Постоянно испытывая ощущение потерянности в чужом городе, Петров волновался не потому, что денег оставалось всего на месяц, от силы полтора, умел жить на копейку, — батон и вода; в революцию не за благами пошел, а по чистым идейным соображениям. Волновался он оттого, что чувствовал поступает не так, говорит не то и поэтому смотрится абсолютно иным человеком, совершенно не тем, кем был на самом деле.
Впервые он ощутил потерянность, когда долго рассказывал члену ЦК Зензинову о том, как его мучили в карцерах, прежде чем перевели в лечебницу, как истязали охранники, как сошелся с врачом: «Я сразу почувствовал в нем нашего друга; у него было открытое лицо и ясные глаза, улыбка ребенка, доверчивая и добрая».
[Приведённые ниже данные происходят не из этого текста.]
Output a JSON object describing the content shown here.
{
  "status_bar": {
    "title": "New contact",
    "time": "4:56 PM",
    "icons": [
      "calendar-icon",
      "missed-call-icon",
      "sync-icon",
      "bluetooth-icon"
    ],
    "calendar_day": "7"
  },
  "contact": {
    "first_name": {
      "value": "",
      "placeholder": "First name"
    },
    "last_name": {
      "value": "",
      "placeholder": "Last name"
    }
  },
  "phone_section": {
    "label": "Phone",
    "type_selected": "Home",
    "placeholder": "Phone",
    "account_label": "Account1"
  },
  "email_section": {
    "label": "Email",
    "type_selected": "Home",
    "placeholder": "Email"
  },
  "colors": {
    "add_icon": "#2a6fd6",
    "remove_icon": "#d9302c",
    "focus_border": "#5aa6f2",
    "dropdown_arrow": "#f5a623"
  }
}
— У Татарова была такая же, — заметил Зензинов.
— Татаров отдавал наших товарищей охранке, а этот устроил мне побег.
— Именно он?
— Конечно! А кто же еще?
— А мы думали, Бартольд. Он нам прислал три письма, спрашивая советов, как надежнее подстраховать ваше избавление, — сказал Зензинов.
Именно тогда Петров впервые почувствовал, что он ведет себя неверно; пусть Чернов живет в царских хоромах, пусть они своим женам платят из партийной кассы и ужинают в ресторанах, все равно, по раз и навсегда заведенным законам партийного этикета, со времен еще Гершуни, сначала было принято говорить о товарище и лишь потом о себе.
Вернувшись домой расстроенным, с ощущением какого-то истерического надрыва, Петров написал письмо Герасимову:
«До сих пор того человека, о котором вы говорили, здесь нет. Поэтому положение мое остается прежним. Приглашают, расспрашивают, восторгаются, присматриваются, намекают, но о серьезной работе пока речи не заходило. Следуя вашему совету, я не навязываюсь, а они не предлагают. Как быть? Я теряюсь в догадках. Один раз показалось, что Зензинов посмотрел на меня с некоторым подозрением, но во время следующей встречи разговор получился хороший, даже душевный. Он интересовался, как я вижу будущее. Я ответил, что намерен отдать жизнь террору, особенно сейчас, когда в империи ощутима общая апатия, страх, усталость. Так было в конце прошлого века, когда страну растолкали такие герои, как Халтурин, Перовская, Александр Ульянов, Засулич, Фигнер, так было и в начале революции, когда Карпович пошел на свой подвиг, жертвенно отдала себя нашему делу Сара Лурье, сложил голову Иван Каляев. На это Зензинов ответил, что идея хорошая, но единичный террор изжил себя. Надо бить крупно, массово. Только это побудит русский народ выйти из очередной спячки. Я сказал что идея с актами в Поволжье оказалась химерической, потому что народ там забит и темен. Очаги свободомыслия остались только в северной столице и Москве, хотя в первопрестольной слишком сильна охотнорядческая прослойка. Мы уговорились, что я внесу свой проект, а он отправит его на обсуждение „по кругу“. До сих пор обсуждают Я пришел к выводу, что без помощи вашего приятеля дальнейшую работу мне вести крайне трудно. Теряем время, что преступно. Пожалуйста, ускорьте отправку „Дибича“. До скорого. Саня».
…Петров допил кофе, положил на мраморный столик десять сантимов, решив уходить, — минуло уж более получаса после условленного часа встречи, ждать далее бессмысленно; ощутил на плече чью-то руку, ликующе обернулся, и сразу же сник, уткнувшись в зеленые, немигающие глаза Савинкова.
— Александр Иванович, я поначалу должен принести вам свои извинения… Если вы примете их, я бы с радостью сел подле вас.